Dans la région DIANA, il existe un problème d’accessibilité aux textes de lois et à leurs décrets d’application concernant la délégation de gestion des services publics. Les dirigeants des communes ont difficilement accès à ces références qui définissent les responsabilités et modalités de gestion dans les communes. De ce fait, de nombreux maires ne maîtrisent pas leurs contenus. D’après Monsieur Zomadi, il est nécessaire que l’ensemble des acteurs concernés connaissent et s’approprient les textes réglementaires et légaux sur la délégation de gestion des services publics pour permettre un partenariat équilibré entre les Communes et les Associations de la région. L’ONG Azimut prévoit rassembler et compulser ces documents de référence afin de les mettre à disposition des parties concernées et de les vulgariser dans un souci de compréhension pour tous.

Une compréhension erronée de la gestion

blog - 05 avril 2018 1de3Il existe de la confusion concernant la propriété des infrastructures situées sur le territoire communal. À qui appartiennent-elles ? Précisons que le constat est sombre quant à l’état des infrastructures en zone rurale : environ 90% de ces dernières seraient en « piteux état » selon les résultats préliminaires des travaux sur le Registre des Infrastructures Communales (RIC) présentés lors de l’atelier. Il s’agit d’un symptôme d’une gestion déficiente ou mal comprise. D’après l’étude sur le RIC, il n’existerait aucun répertoire des infrastructures dans les communes et des maires ignoraient même l’existence de nombreuses infrastructures au niveau de leurs localités respectives. Interrogés sur l’identité des propriétaires des infrastructures de base dans les communes, la majorité des personnes enquêtées (communes, citoyens) n’en savait rien.

Un manque de confiance répandu

Un problème récurrent qui limite la coordination des activités au sein des communes est le manque de confiance entre la population, les services techniques déconcentrés (STD) et les dirigeants des Communes.
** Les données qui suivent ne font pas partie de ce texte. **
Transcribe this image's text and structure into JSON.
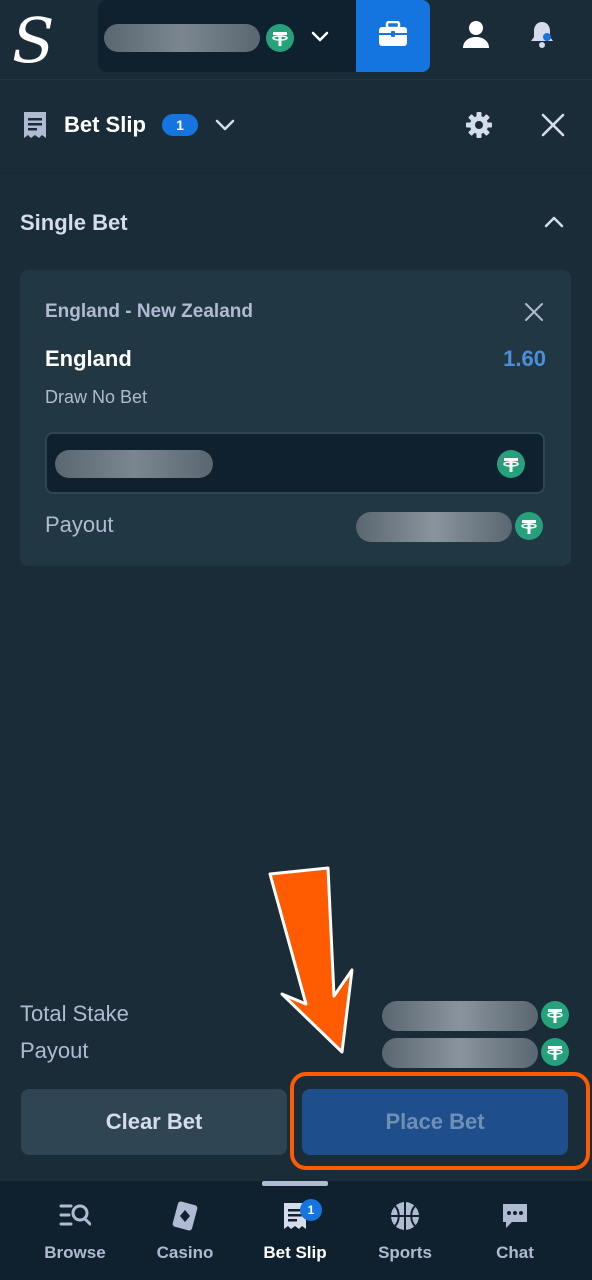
{
  "header": {
    "logo_letter": "S",
    "currency_icon": "tether-coin-icon"
  },
  "betslip": {
    "title": "Bet Slip",
    "count": "1"
  },
  "section": {
    "title": "Single Bet"
  },
  "bet": {
    "event": "England - New Zealand",
    "selection": "England",
    "odds": "1.60",
    "market": "Draw No Bet",
    "payout_label": "Payout"
  },
  "summary": {
    "total_stake_label": "Total Stake",
    "payout_label": "Payout"
  },
  "actions": {
    "clear_label": "Clear Bet",
    "place_label": "Place Bet"
  },
  "nav": [
    {
      "label": "Browse",
      "icon": "browse-icon"
    },
    {
      "label": "Casino",
      "icon": "casino-cards-icon"
    },
    {
      "label": "Bet Slip",
      "icon": "betslip-icon",
      "badge": "1"
    },
    {
      "label": "Sports",
      "icon": "basketball-icon"
    },
    {
      "label": "Chat",
      "icon": "chat-icon"
    }
  ],
  "colors": {
    "background": "#1a2c38",
    "card": "#213743",
    "accent_blue": "#1475e1",
    "odds_blue": "#4d8fd7",
    "tether_green": "#26a17b",
    "annotation_orange": "#ff5b00"
  }
}
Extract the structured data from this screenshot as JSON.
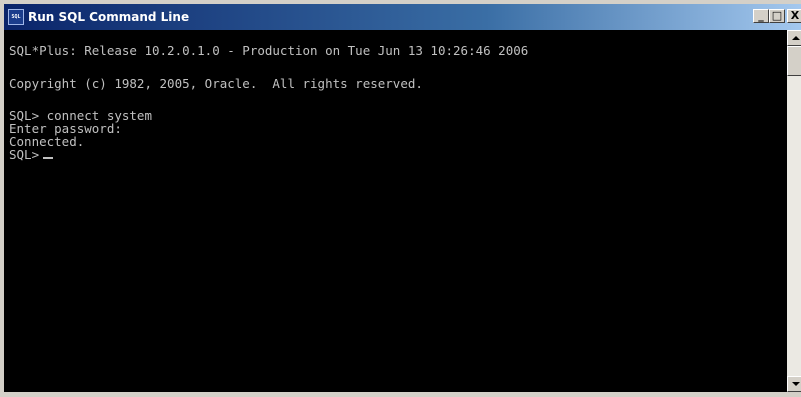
{
  "window": {
    "title": "Run SQL Command Line",
    "icon": "sql-app-icon",
    "icon_text": "SQL",
    "buttons": {
      "minimize": "_",
      "maximize": "□",
      "close": "X"
    }
  },
  "console": {
    "lines": [
      "SQL*Plus: Release 10.2.0.1.0 - Production on Tue Jun 13 10:26:46 2006",
      "Copyright (c) 1982, 2005, Oracle.  All rights reserved.",
      "SQL> connect system",
      "Enter password:",
      "Connected.",
      "SQL>"
    ],
    "text_color": "#c0c0c0",
    "background": "#000000"
  },
  "colors": {
    "titlebar_start": "#0a246a",
    "titlebar_end": "#a6caf0",
    "chrome": "#d4d0c8"
  }
}
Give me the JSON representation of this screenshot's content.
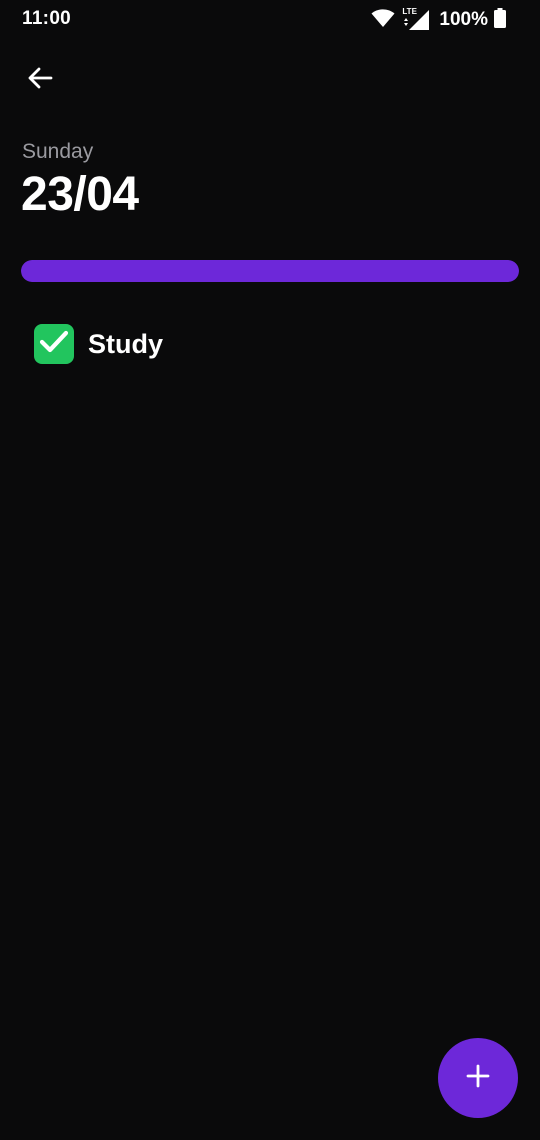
{
  "status_bar": {
    "time": "11:00",
    "battery": "100%",
    "network_label": "LTE",
    "icons": [
      "wifi-icon",
      "lte-signal-icon",
      "battery-icon"
    ]
  },
  "header": {
    "back_icon": "arrow-left-icon"
  },
  "day": {
    "weekday": "Sunday",
    "date": "23/04"
  },
  "progress": {
    "value_percent": 100,
    "color": "#6d28d9"
  },
  "tasks": [
    {
      "label": "Study",
      "done": true
    }
  ],
  "fab": {
    "icon": "plus-icon",
    "color": "#6d28d9"
  },
  "colors": {
    "background": "#0a0a0b",
    "accent": "#6d28d9",
    "check": "#22c55e",
    "muted_text": "#9a9aa0"
  }
}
Les causes évoquées lors de l’atelier sont diverses mais elles sont toutes associées au manque de transparence des flux financiers : dépenses non justifiées, promesses non tenues, manque d’explication sur le choix des achats effectués par les Mairies, suspicion de disparition de sommes d’argent au sein des structures de gestion… Cette crise de confiance est fortement accentuée pour la Commune et les STD et, à l’heure actuelle, il n’existe aucune convention de partenariat qui définisse les engagements et responsabilités de chacune des parties dans la gestion des infrastructures communales.
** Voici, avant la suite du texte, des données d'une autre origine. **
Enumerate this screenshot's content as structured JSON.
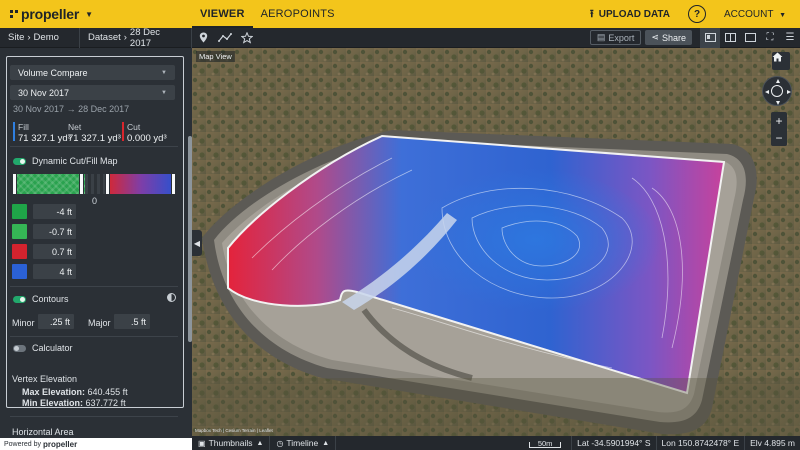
{
  "app": {
    "brand": "propeller",
    "footer_prefix": "Powered by",
    "footer_brand": "propeller"
  },
  "nav": {
    "tabs": [
      {
        "label": "VIEWER",
        "active": true
      },
      {
        "label": "AEROPOINTS",
        "active": false
      }
    ],
    "upload_label": "UPLOAD DATA",
    "help_label": "?",
    "account_label": "ACCOUNT"
  },
  "subbar": {
    "site_crumb": [
      "Site",
      "Demo"
    ],
    "dataset_crumb": [
      "Dataset",
      "28 Dec 2017"
    ],
    "export_label": "Export",
    "share_label": "Share"
  },
  "sidebar": {
    "compare_mode": "Volume Compare",
    "compare_date": "30 Nov 2017",
    "date_range_from": "30 Nov 2017",
    "date_range_arrow": "→",
    "date_range_to": "28 Dec 2017",
    "stats": [
      {
        "label": "Fill",
        "value": "71 327.1 yd³",
        "color": "#2f7fe0"
      },
      {
        "label": "Net",
        "value": "71 327.1 yd³",
        "color": "#2b3036"
      },
      {
        "label": "Cut",
        "value": "0.000 yd³",
        "color": "#d9262d"
      }
    ],
    "dynamic_map_label": "Dynamic Cut/Fill Map",
    "dynamic_map_on": true,
    "colormap_zero": "0",
    "thresholds": [
      {
        "value": "-4",
        "unit": "ft",
        "color": "#1fa548"
      },
      {
        "value": "-0.7",
        "unit": "ft",
        "color": "#35b655"
      },
      {
        "value": "0.7",
        "unit": "ft",
        "color": "#d4232e"
      },
      {
        "value": "4",
        "unit": "ft",
        "color": "#2b61d6"
      }
    ],
    "contours_label": "Contours",
    "contours_on": true,
    "minor_label": "Minor",
    "minor_value": ".25 ft",
    "major_label": "Major",
    "major_value": ".5 ft",
    "calculator_label": "Calculator",
    "calculator_on": false,
    "vertex_title": "Vertex Elevation",
    "max_label": "Max Elevation:",
    "max_value": "640.455 ft",
    "min_label": "Min Elevation:",
    "min_value": "637.772 ft",
    "horizontal_title": "Horizontal Area"
  },
  "map": {
    "view_label": "Map View",
    "attribution": "Mapbox Tech | Cesium Terrain | Leaflet"
  },
  "bottom": {
    "thumbnails_label": "Thumbnails",
    "timeline_label": "Timeline",
    "scale_label": "50m",
    "lat": "Lat -34.5901994° S",
    "lon": "Lon 150.8742478° E",
    "elv": "Elv 4.895 m"
  },
  "colors": {
    "accent": "#f3c51b",
    "panel": "#2b3036",
    "fill": "#2f7fe0",
    "cut": "#d9262d",
    "toggle_on": "#22a86c"
  },
  "icons": [
    "pin-icon",
    "line-measure-icon",
    "star-icon",
    "upload-icon",
    "help-icon",
    "chevron-down-icon",
    "home-icon",
    "compass-icon",
    "plus-icon",
    "minus-icon",
    "image-icon",
    "clock-icon",
    "contrast-icon",
    "settings-icon",
    "fullscreen-icon"
  ]
}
blog - 05 avril 2018 3de3Pour réguler ce « capital confiance », le consultant-invité a proposé de normaliser les procédures de reddition des comptes (notion de redevabilité) dans la Région en développant un guide qui en décrirait les étapes, les procédures et les canevas à compléter. Il s’agit de répéter une expérience qui a profité au Bénin: « on a réglé ce problème de confiance en insistant sur la nécessaire reddition des comptes », selon Monsieur Zomadi. Ce dernier a également insister sur l’importance d’établir des conventions claires pour clarifier l’engagement et la responsabilité des entités dans le cadre de la délégation de gestion des services publics. Pendant l’atelier, trois groupes de travail ont été constitués autour des thématiques de gestion des services d’accès à l’eau potable, d’éducation et d’assainissement (solide et liquide). Le résultat attendu ? Concevoir des conventions de partenariat entre les STD concernés et les communes qui éclairciront les engagements et responsabilités de chacune des parties.
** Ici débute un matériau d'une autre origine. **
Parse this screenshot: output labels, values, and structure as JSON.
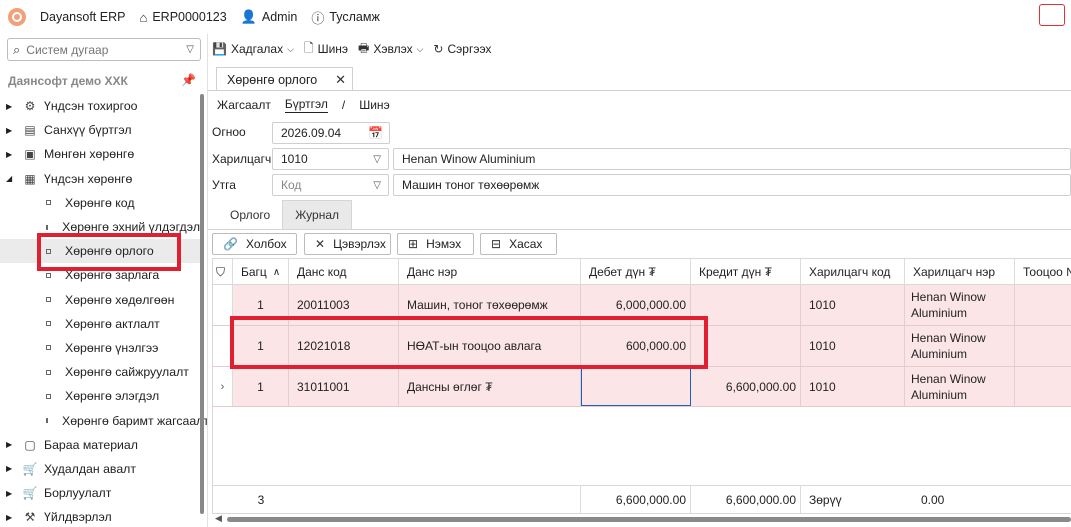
{
  "topbar": {
    "app_name": "Dayansoft ERP",
    "erp_id": "ERP0000123",
    "user": "Admin",
    "help": "Тусламж"
  },
  "sidebar": {
    "search_placeholder": "Систем дугаар",
    "company": "Даянсофт демо ХХК",
    "items": [
      {
        "label": "Үндсэн тохиргоо",
        "icon": "gear-icon",
        "level": 0
      },
      {
        "label": "Санхүү бүртгэл",
        "icon": "ledger-icon",
        "level": 0
      },
      {
        "label": "Мөнгөн хөрөнгө",
        "icon": "cash-icon",
        "level": 0
      },
      {
        "label": "Үндсэн хөрөнгө",
        "icon": "building-icon",
        "level": 0,
        "expanded": true
      },
      {
        "label": "Хөрөнгө код",
        "level": 1
      },
      {
        "label": "Хөрөнгө эхний үлдэгдэл",
        "level": 1
      },
      {
        "label": "Хөрөнгө орлого",
        "level": 1,
        "selected": true
      },
      {
        "label": "Хөрөнгө зарлага",
        "level": 1
      },
      {
        "label": "Хөрөнгө хөдөлгөөн",
        "level": 1
      },
      {
        "label": "Хөрөнгө актлалт",
        "level": 1
      },
      {
        "label": "Хөрөнгө үнэлгээ",
        "level": 1
      },
      {
        "label": "Хөрөнгө сайжруулалт",
        "level": 1
      },
      {
        "label": "Хөрөнгө элэгдэл",
        "level": 1
      },
      {
        "label": "Хөрөнгө баримт жагсаалт",
        "level": 1
      },
      {
        "label": "Бараа материал",
        "icon": "box-icon",
        "level": 0
      },
      {
        "label": "Худалдан авалт",
        "icon": "cart-icon",
        "level": 0
      },
      {
        "label": "Борлуулалт",
        "icon": "sale-cart-icon",
        "level": 0
      },
      {
        "label": "Үйлдвэрлэл",
        "icon": "factory-icon",
        "level": 0
      }
    ]
  },
  "toolbar": {
    "save": "Хадгалах",
    "new": "Шинэ",
    "print": "Хэвлэх",
    "refresh": "Сэргээх"
  },
  "tab": {
    "title": "Хөрөнгө орлого"
  },
  "breadcrumb": {
    "list": "Жагсаалт",
    "register": "Бүртгэл",
    "sep": "/",
    "new": "Шинэ"
  },
  "form": {
    "date_label": "Огноо",
    "date_value": "2026.09.04",
    "partner_label": "Харилцагч",
    "partner_code": "1010",
    "partner_name": "Henan Winow Aluminium",
    "purpose_label": "Утга",
    "purpose_code_placeholder": "Код",
    "purpose_text": "Машин тоног төхөөрөмж"
  },
  "subtabs": {
    "income": "Орлого",
    "journal": "Журнал"
  },
  "grid_toolbar": {
    "link": "Холбох",
    "clear": "Цэвэрлэх",
    "add": "Нэмэх",
    "remove": "Хасах"
  },
  "grid": {
    "columns": [
      "Багц",
      "Данс код",
      "Данс нэр",
      "Дебет дүн ₮",
      "Кредит дүн ₮",
      "Харилцагч код",
      "Харилцагч нэр",
      "Тооцоо №"
    ],
    "rows": [
      {
        "batch": "1",
        "acct_code": "20011003",
        "acct_name": "Машин, тоног төхөөрөмж",
        "debit": "6,000,000.00",
        "credit": "",
        "partner_code": "1010",
        "partner_name": "Henan Winow Aluminium"
      },
      {
        "batch": "1",
        "acct_code": "12021018",
        "acct_name": "НӨАТ-ын тооцоо авлага",
        "debit": "600,000.00",
        "credit": "",
        "partner_code": "1010",
        "partner_name": "Henan Winow Aluminium"
      },
      {
        "batch": "1",
        "acct_code": "31011001",
        "acct_name": "Дансны өглөг ₮",
        "debit": "",
        "credit": "6,600,000.00",
        "partner_code": "1010",
        "partner_name": "Henan Winow Aluminium"
      }
    ],
    "footer": {
      "count": "3",
      "debit_total": "6,600,000.00",
      "credit_total": "6,600,000.00",
      "diff_label": "Зөрүү",
      "diff_value": "0.00"
    }
  },
  "colors": {
    "row_bg": "#fce5e7",
    "highlight": "#e02030",
    "focus_cell": "#1f5fbf"
  }
}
Une communication quasi absente entre les communes et les citoyens

Pour tenter de rétablir la confiance entre dirigeants communaux et la population, l’ONG Azimut prévoit, courant avril 2018, mettre en place un dispositif pour donner une voix aux citoyens afin qu’ils puissent formuler leur appréciation auprès de leurs dirigeants sur les services publics qui doivent leur être rendus. Pour y arriver, Azimut accompagnera des groupes de contrôle citoyens dans 17 communes de la région, pour mener des enquêtes d’évaluation de la satisfaction des usagers sur six services : l’accès à l’eau potable, l’éducation, la santé, la gestion des déchets, l’assainissement de base et la gestion de l’état civil. Au cours de l’atelier, les questionnaires d’enquête ont été révisés et validés par l’ensemble des acteurs.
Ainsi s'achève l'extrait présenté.